‘The Scarlet Stone’ shows political, social changes in Iran
“The Scarlet Stone,” a multidisciplinary show based on an ancient Persian myth, was performed at Royce Hall Saturday. Performer Gordafarid is the first female to play the role of the storyteller. (Courtesy of Jim Carmody)
Aug. 31, 2015 12:45 a.m.
A Hercules-like hero and a rival princess secretly conceive a son, Sohrab, in an ancient Persian myth. Romance turns to tragedy when Sohrab is later killed by his own estranged father in battle.
This tale is the foundation of “The Scarlet Stone,” a multidisciplinary dance, music and poetry piece performed at Royce Hall Saturday in Persian with projected English subtitles. This performance blends old and new by mixing electronic and Iranian music, as well as combining an ancient myth with a modern poem. The two creators were inspired to modernize the tale by recent political and social changes in Iran.
A founder of the Persian Arts Society, Shahrokh Yadegari adapted, directed and composed “The Scarlet Stone” in collaboration with Iranian modern dancer Shahrokh Moshkin Ghalam, the choreographer, costume designer and performer of Sohrab.
The pair based the multidisciplinary concept of “The Scarlet Stone” on traditional Iranian storytelling, which Yadegari said occurs in front of paintings. In the show, animations and lighting serve as a technological version of the paintings.
“(Backdrops) change based on the energy and the vocals (of the) storyteller,” Yadegari said.
This form of storytelling is typically done by men; however, the storyteller in this performance was consciously cast as a woman, Yadegari said. Her stage name is Gordafarid, and she is the first female accepted by the traditional storytelling masters.
“We wanted to acknowledge the role of women in today’s world in the social-political world of Iran,” Yadegari said.
“The Scarlet Stone” is based on “Shahnameh,” written more than 1,000 years ago by an ancient poet known as Ferdowsi, to preserve the then almost-extinct Persian language. Yadegari said it brings together mythology and history to tell the story of Rostam and the love child he never met, Sohrab. When Sohrab discovers his father’s identity, his mother warns Sohrab not to be hasty to meet Rostam.
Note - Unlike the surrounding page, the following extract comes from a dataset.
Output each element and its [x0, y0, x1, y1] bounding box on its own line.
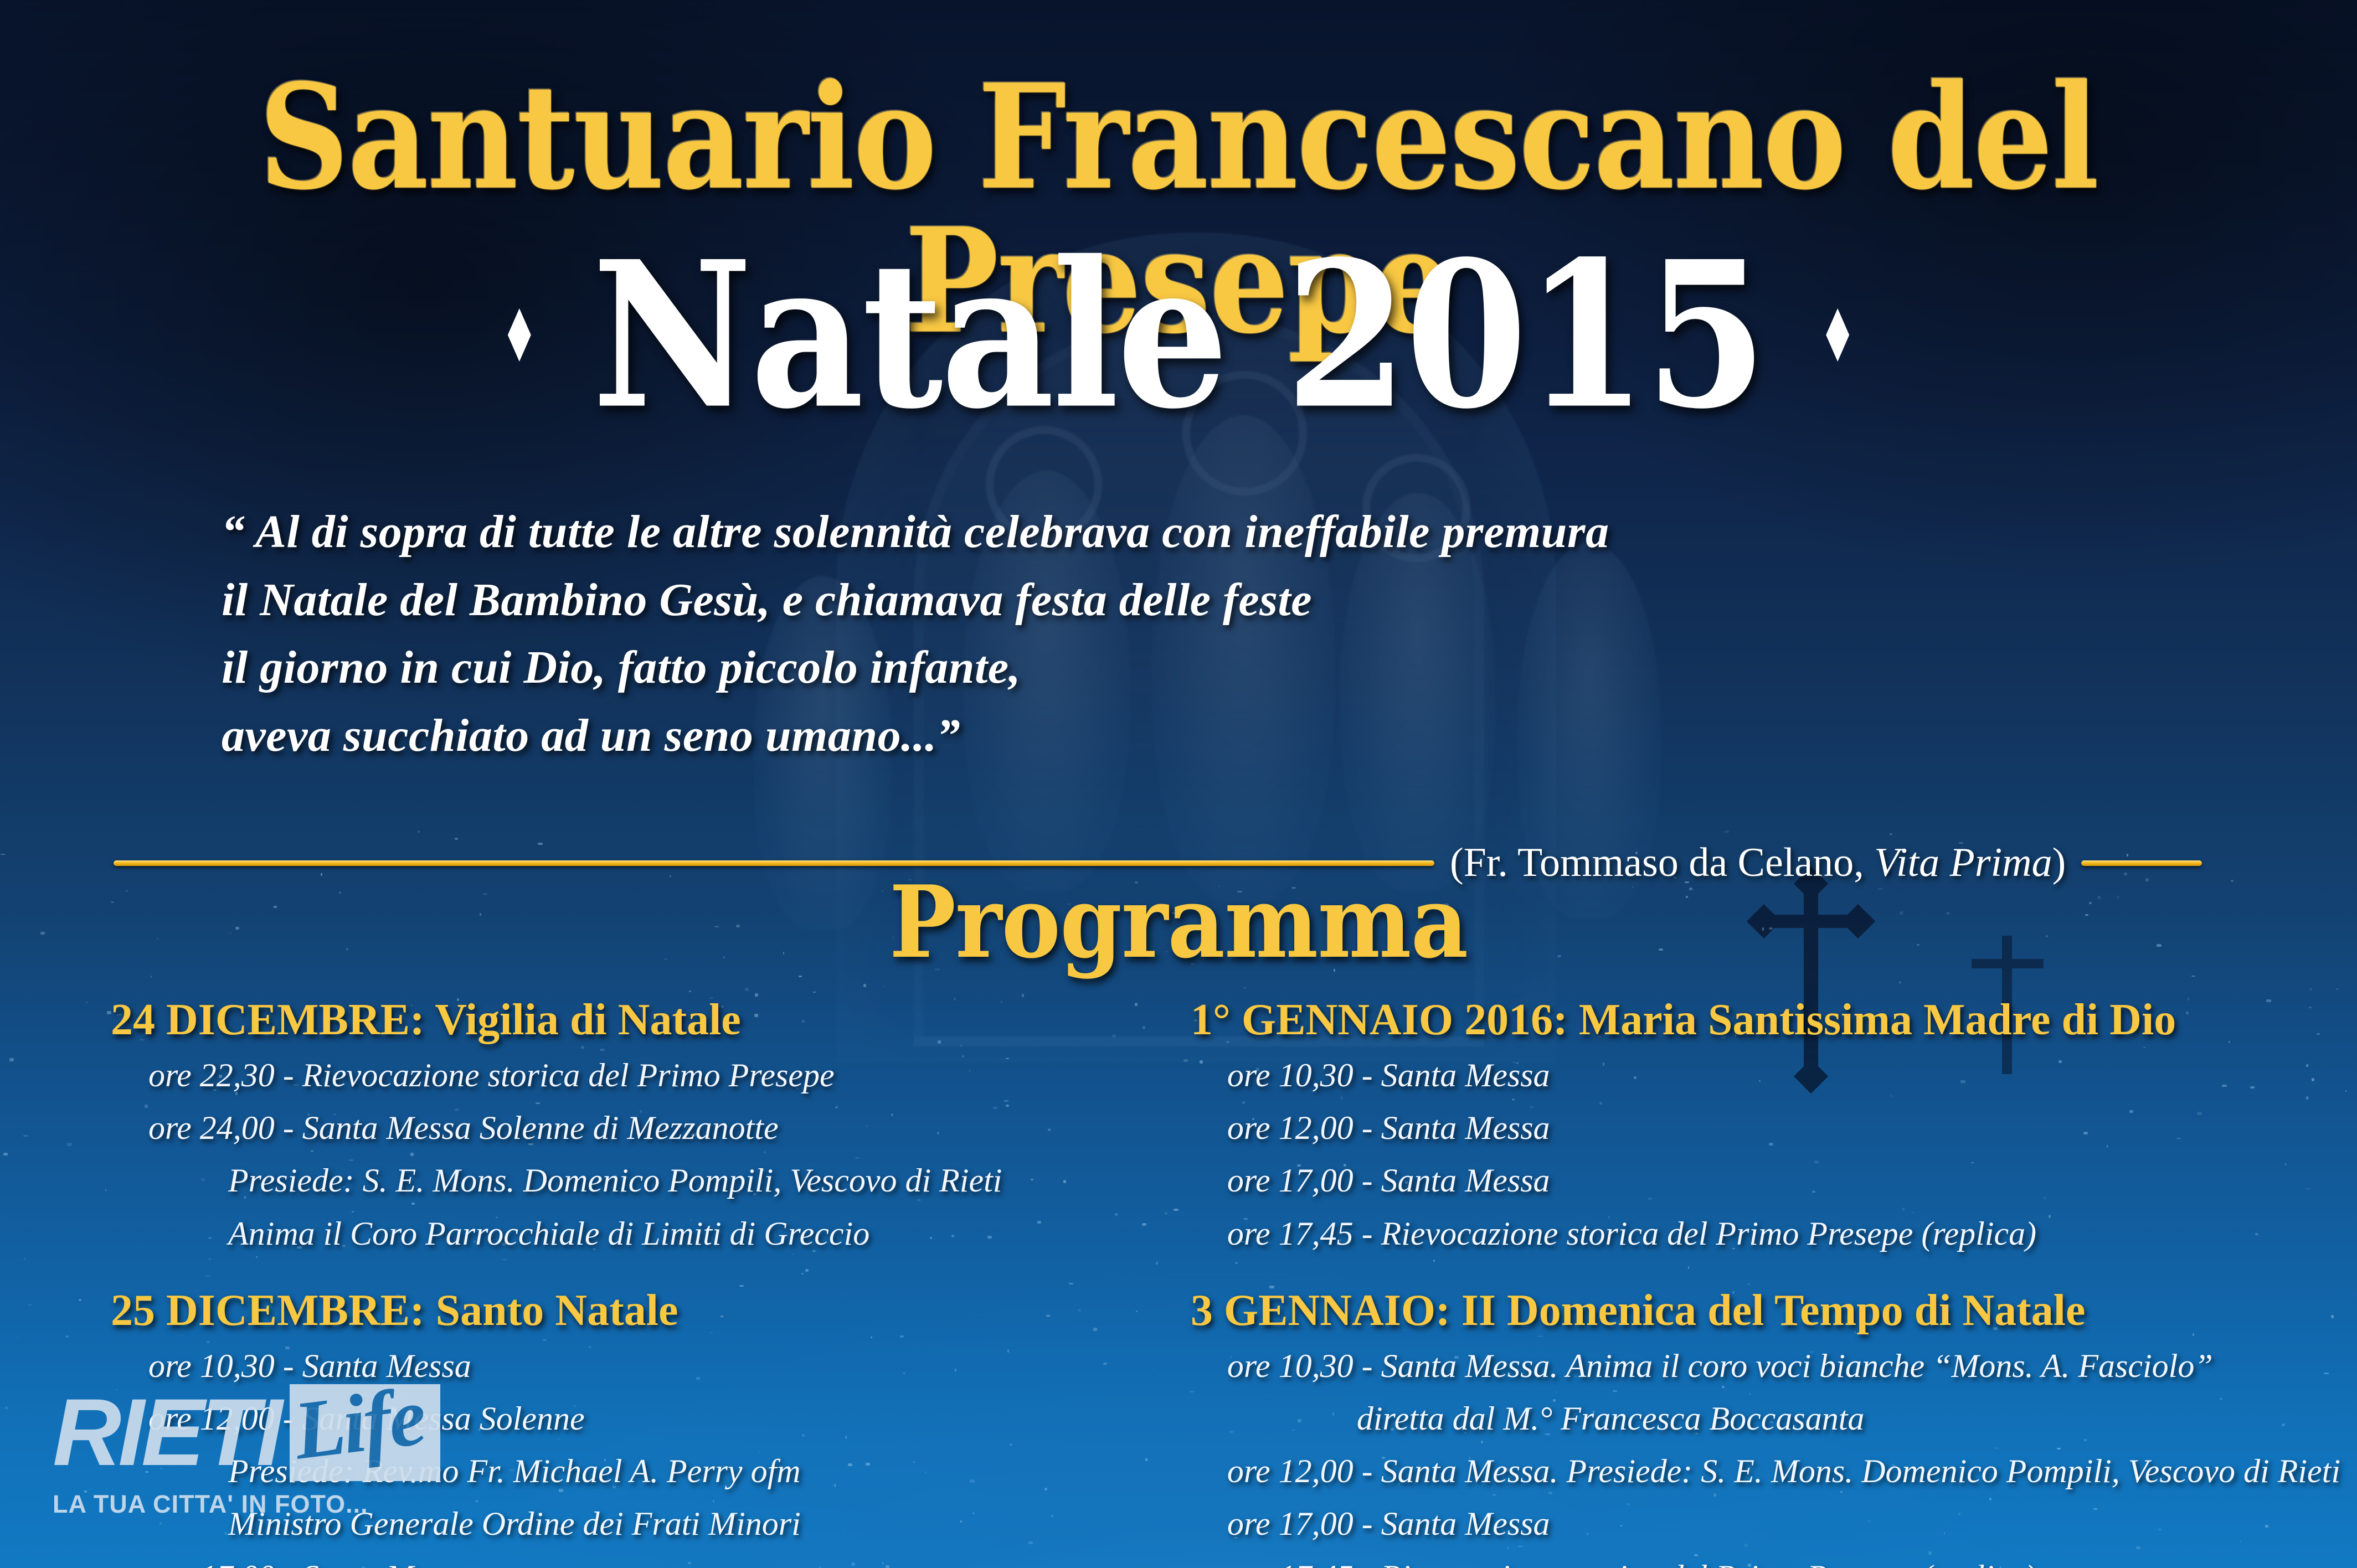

Yet instead of being cautious and wise, Sohrab rashly initiates a battle against Iran to fight for his beliefs, convinced his immortal father should have the throne. Since they had never met, Rostam doesn’t recognize Sohrab and stabs him in the fight – but then a stone on Sohrab’s arm, given to his mother by Rostam, reveals their blood relation.
“(The story is) about how young people become fascinated with specific ideals and they try to follow that,” Yadegari said.
The performance of “The Scarlet Stone” continues beyond the old myth, using dance and rhythmic language to incorporate a modern Persian poem by Siavash Kasrai titled “Moher-ye Sorkh” (Scarlet Stone), Yadegari said. Kasrai, who was involved in the 1953 Iranian coup d’etat and the 1979 revolution, talks about his own life in the poem. For example, he references political leaders enamored of ideologies – similar to Sohrab’s impulsive battle.
In the performance’s contemporary element, Sohrab meets the creator of “Shahnameh” to ask why he was quickly killed off in the story, when he was trying to do good.
“The writer’s answer is that ‘You chose to be a hero, you have to accept the consequences of a hero and do not whine. Be a hero and end the story like a hero,’” Yadegari said.
Yadegari said the message can relate to the Iranian revolution and social-political movements today, because the creator tells Sohrab the path of finding peace and justice must be taken with wisdom and not infatuation.
Afshin Mofid, who plays Rostam, said the tale can be interpreted as a genocide of generations: the old trying to subdue the young. Mofid said old fundamental Muslims are in power in Iran and attempting to control the young, who want to express their beliefs.
“(Moshkin Ghalam and I) wanted to work on a piece that not necessarily has a very strong political stand or ideal, but something that deals with the society’s problems of Iran and relevance to the political life,” Yadegari said.
Though the piece has since become more about the team’s artistic expression, Yadegari said Iran’s 2009 uprising over a presidential election was another impetus to the performance.
This uprising has reminded Yadegari of the United States’ Occupy Wall Street movement, because both involved a spectrum of people of varying ages, political beliefs and religions coming together to voice their concerns.
Parvin Javadi, a founder of the Persian Arts Society and producer of “The Scarlet Stone,” believes the story has always been relevant because the father kills his innocent son. In today’s chaotic world, she said, many innocent people are killed or wounded by forces like politics, power, discrimination and racism.
“What we hope is that our artistic piece becomes a symbol and a catalyst for constructive communication among people from various spectrums of society about issues in Iran,” Yadegari said.